Das in Rekordtempo verabschiedete Gesetz – das bei Oppositionsparteien, Journalisten und Aktivisten, die Bedenken über seine Verfassungsmäßigkeit äußerten, für großes Aufsehen sorgte – wurde von einer geradezu schulmeisterlichen Rhetorik begleitet: In seinen Reden und Interviews fordert Kurz nicht, wie Merkel, die Menschen auf, zu Hause zu bleiben – er verlangt es.

Immer und immer wieder zählt er die wenigen legitimen Gründe auf, die einen Verlassen des Hauses erlauben, als habe er es mit einem störrischen Kind zu tun.
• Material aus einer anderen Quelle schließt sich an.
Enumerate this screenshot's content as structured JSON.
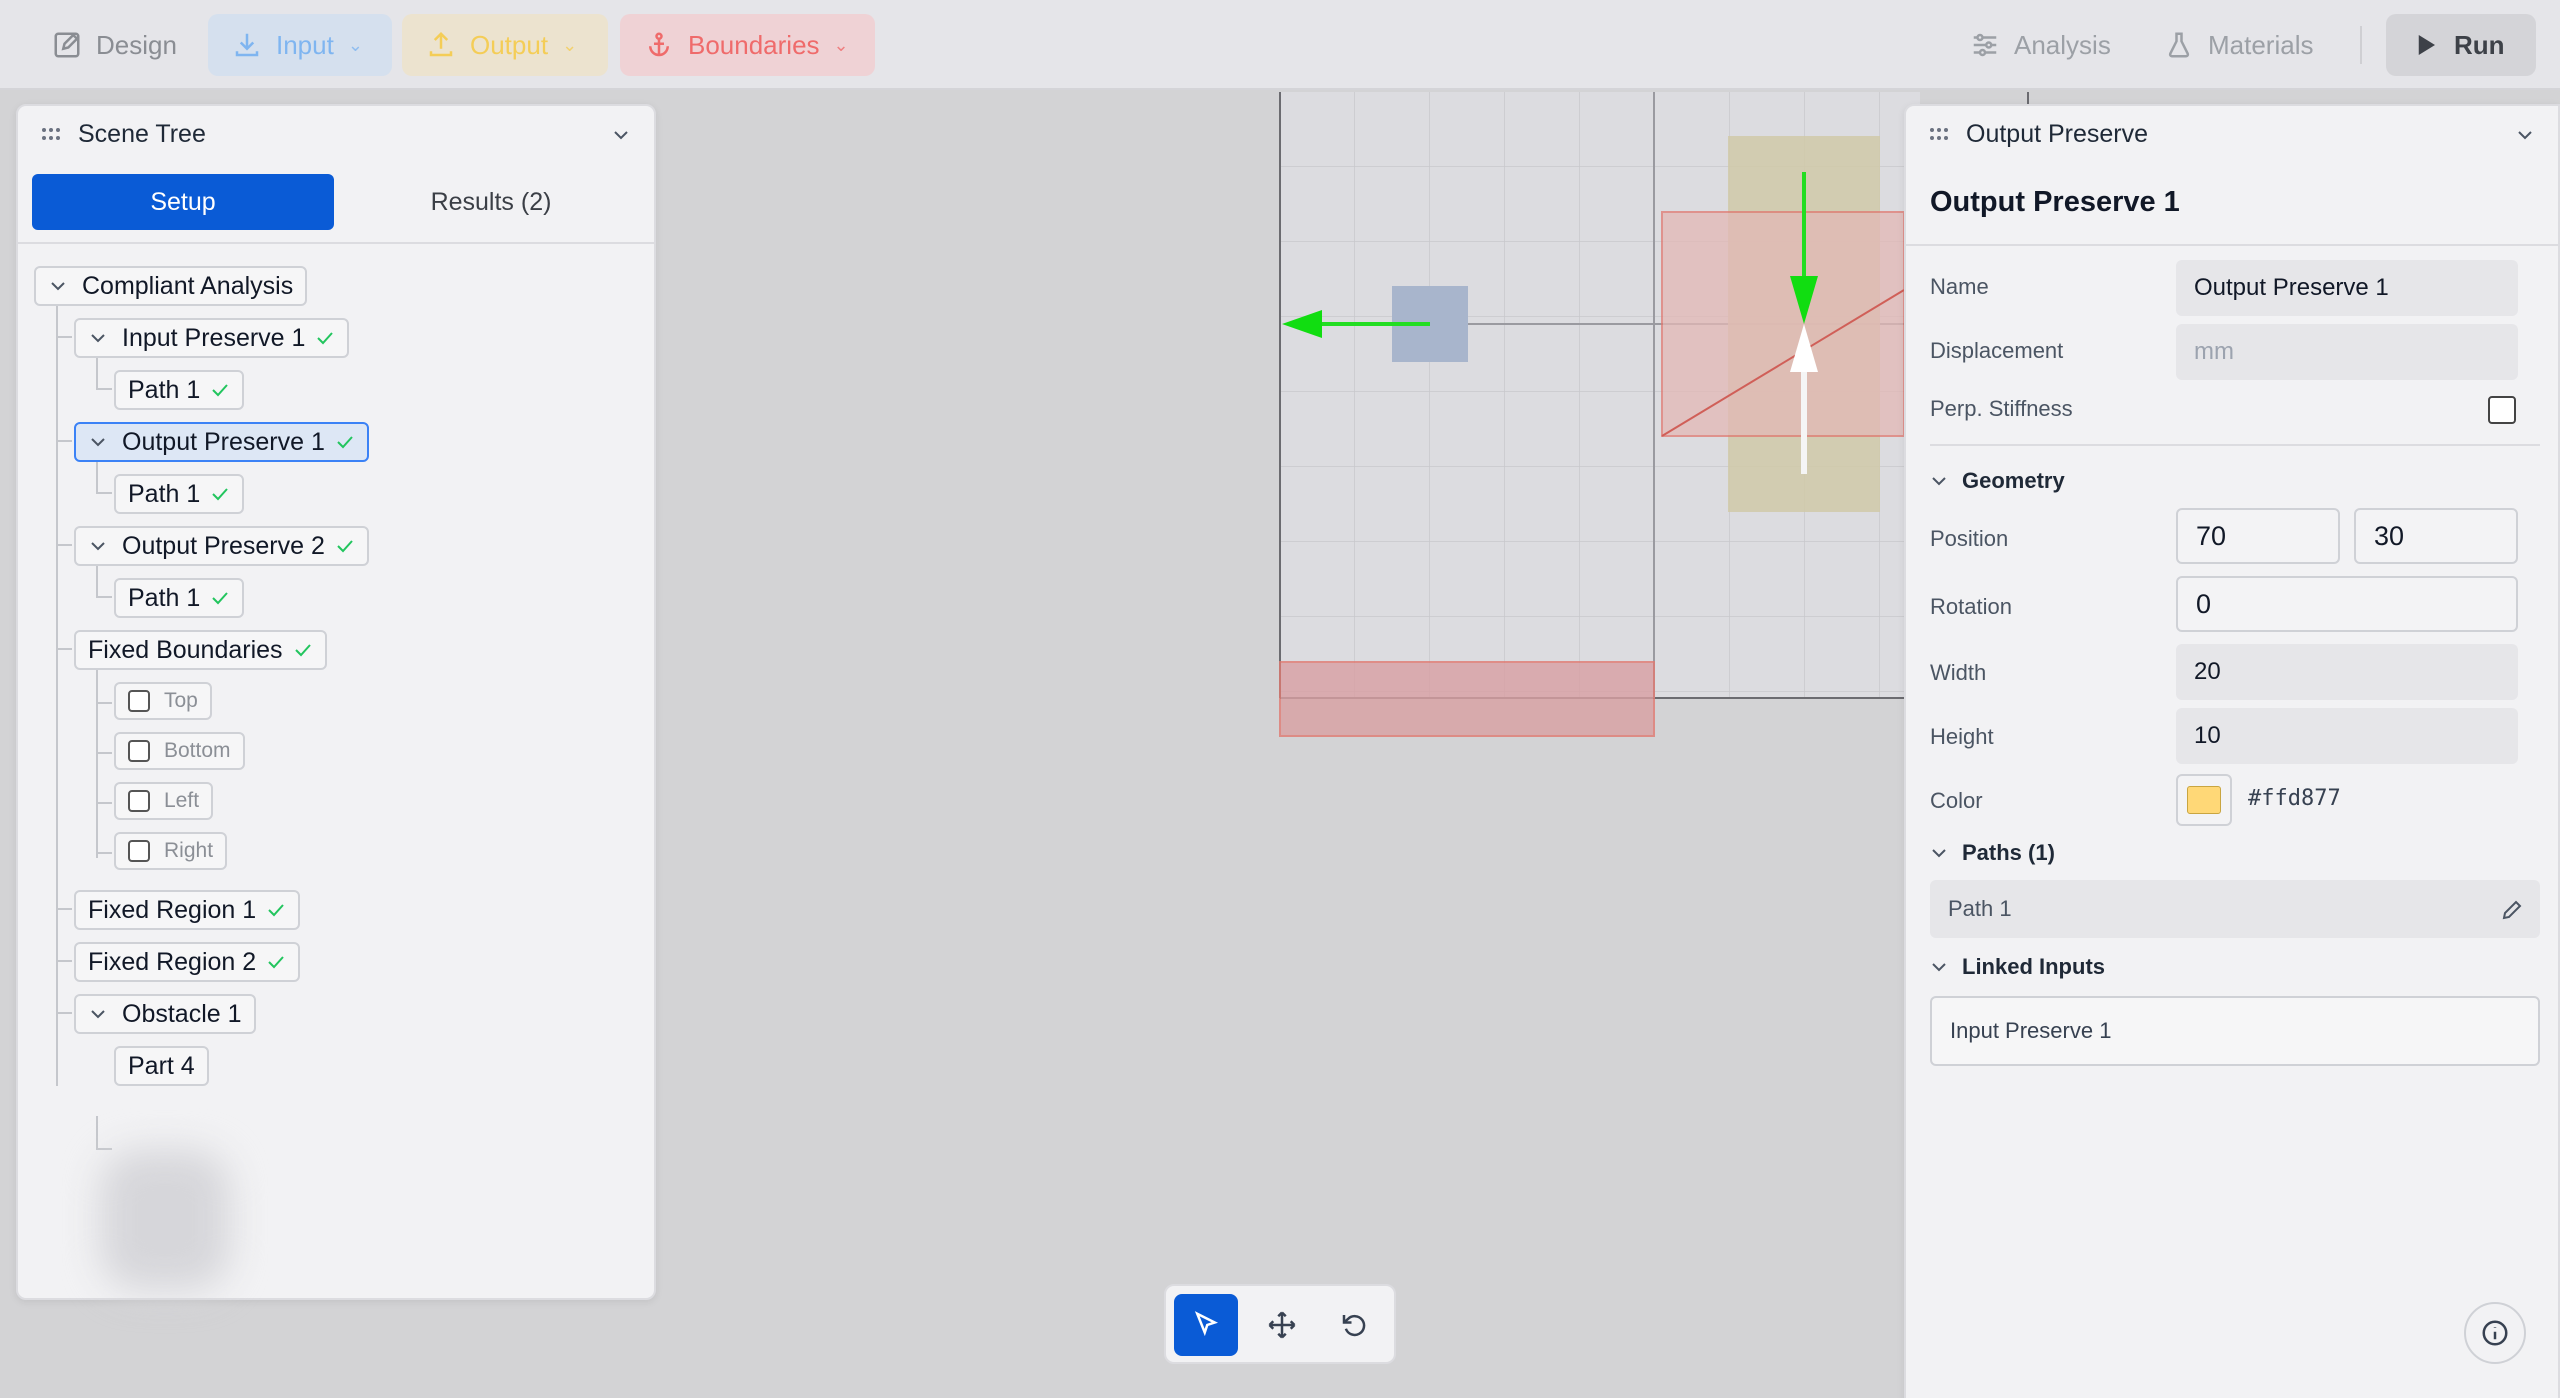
{
  "toolbar": {
    "design": "Design",
    "input": "Input",
    "output": "Output",
    "boundaries": "Boundaries",
    "analysis": "Analysis",
    "materials": "Materials",
    "run": "Run"
  },
  "scene_tree": {
    "title": "Scene Tree",
    "tabs": {
      "setup": "Setup",
      "results": "Results (2)"
    },
    "items": {
      "compliant": "Compliant Analysis",
      "input1": "Input Preserve 1",
      "input1_path": "Path 1",
      "output1": "Output Preserve 1",
      "output1_path": "Path 1",
      "output2": "Output Preserve 2",
      "output2_path": "Path 1",
      "fixed_boundaries": "Fixed Boundaries",
      "top": "Top",
      "bottom": "Bottom",
      "left": "Left",
      "right": "Right",
      "fixed_region1": "Fixed Region 1",
      "fixed_region2": "Fixed Region 2",
      "obstacle1": "Obstacle 1",
      "part4": "Part 4"
    }
  },
  "properties": {
    "panel_title": "Output Preserve",
    "title": "Output Preserve 1",
    "name_label": "Name",
    "name_value": "Output Preserve 1",
    "displacement_label": "Displacement",
    "displacement_placeholder": "mm",
    "perp_label": "Perp. Stiffness",
    "geometry_label": "Geometry",
    "position_label": "Position",
    "position_x": "70",
    "position_y": "30",
    "rotation_label": "Rotation",
    "rotation_value": "0",
    "width_label": "Width",
    "width_value": "20",
    "height_label": "Height",
    "height_value": "10",
    "color_label": "Color",
    "color_value": "#ffd877",
    "paths_label": "Paths (1)",
    "path1": "Path 1",
    "linked_label": "Linked Inputs",
    "linked_value": "Input Preserve 1"
  },
  "colors": {
    "accent": "#0a5bd6",
    "success": "#22c55e",
    "swatch": "#ffd877"
  }
}
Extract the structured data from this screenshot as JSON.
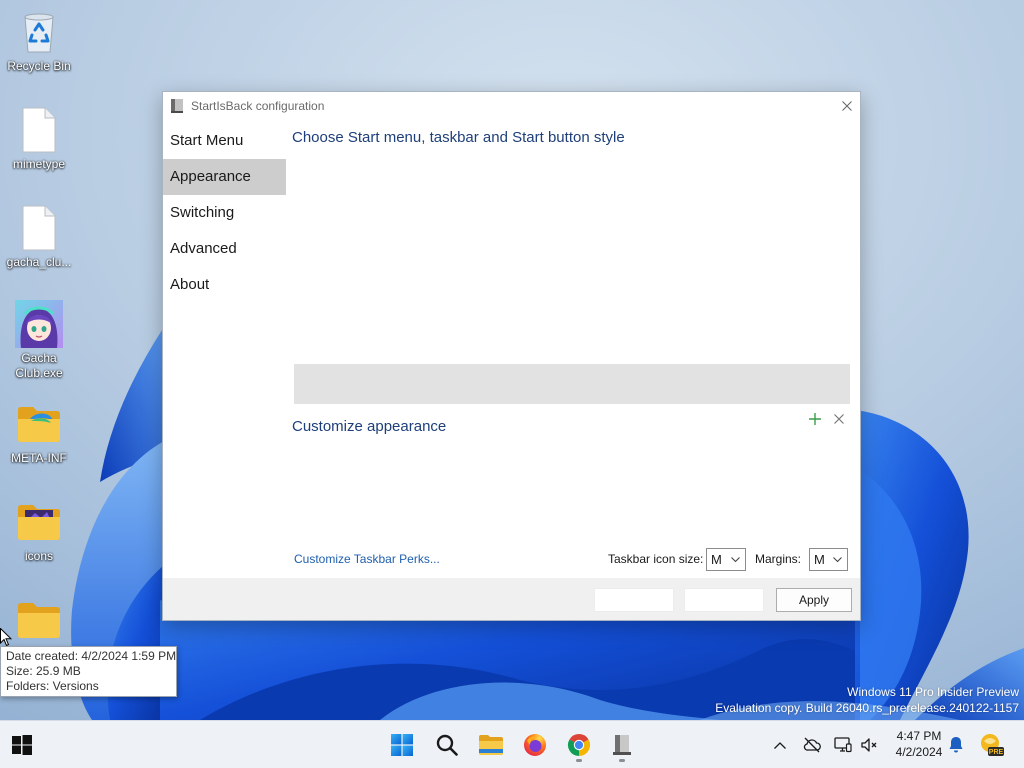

Sein Vizekanzler, Werner Kogler von den Grünen, spielte derweil in der parlamentarischen Debatte über die Einschränkungen den bösen Polizisten („Bad Cop“) und drückte seine Wut über Sportverbände aus, die immer noch Versammlungen organisieren. Er nannte solche Nachlässigkeiten „pervers und absurd“ und sprach sie als Stellvertreter für die gesamte Öffentlichkeit direkt mit einem – für parlamentarische Verhältnisse – überraschend deutlichen „Hallo, aufwachen!“ an.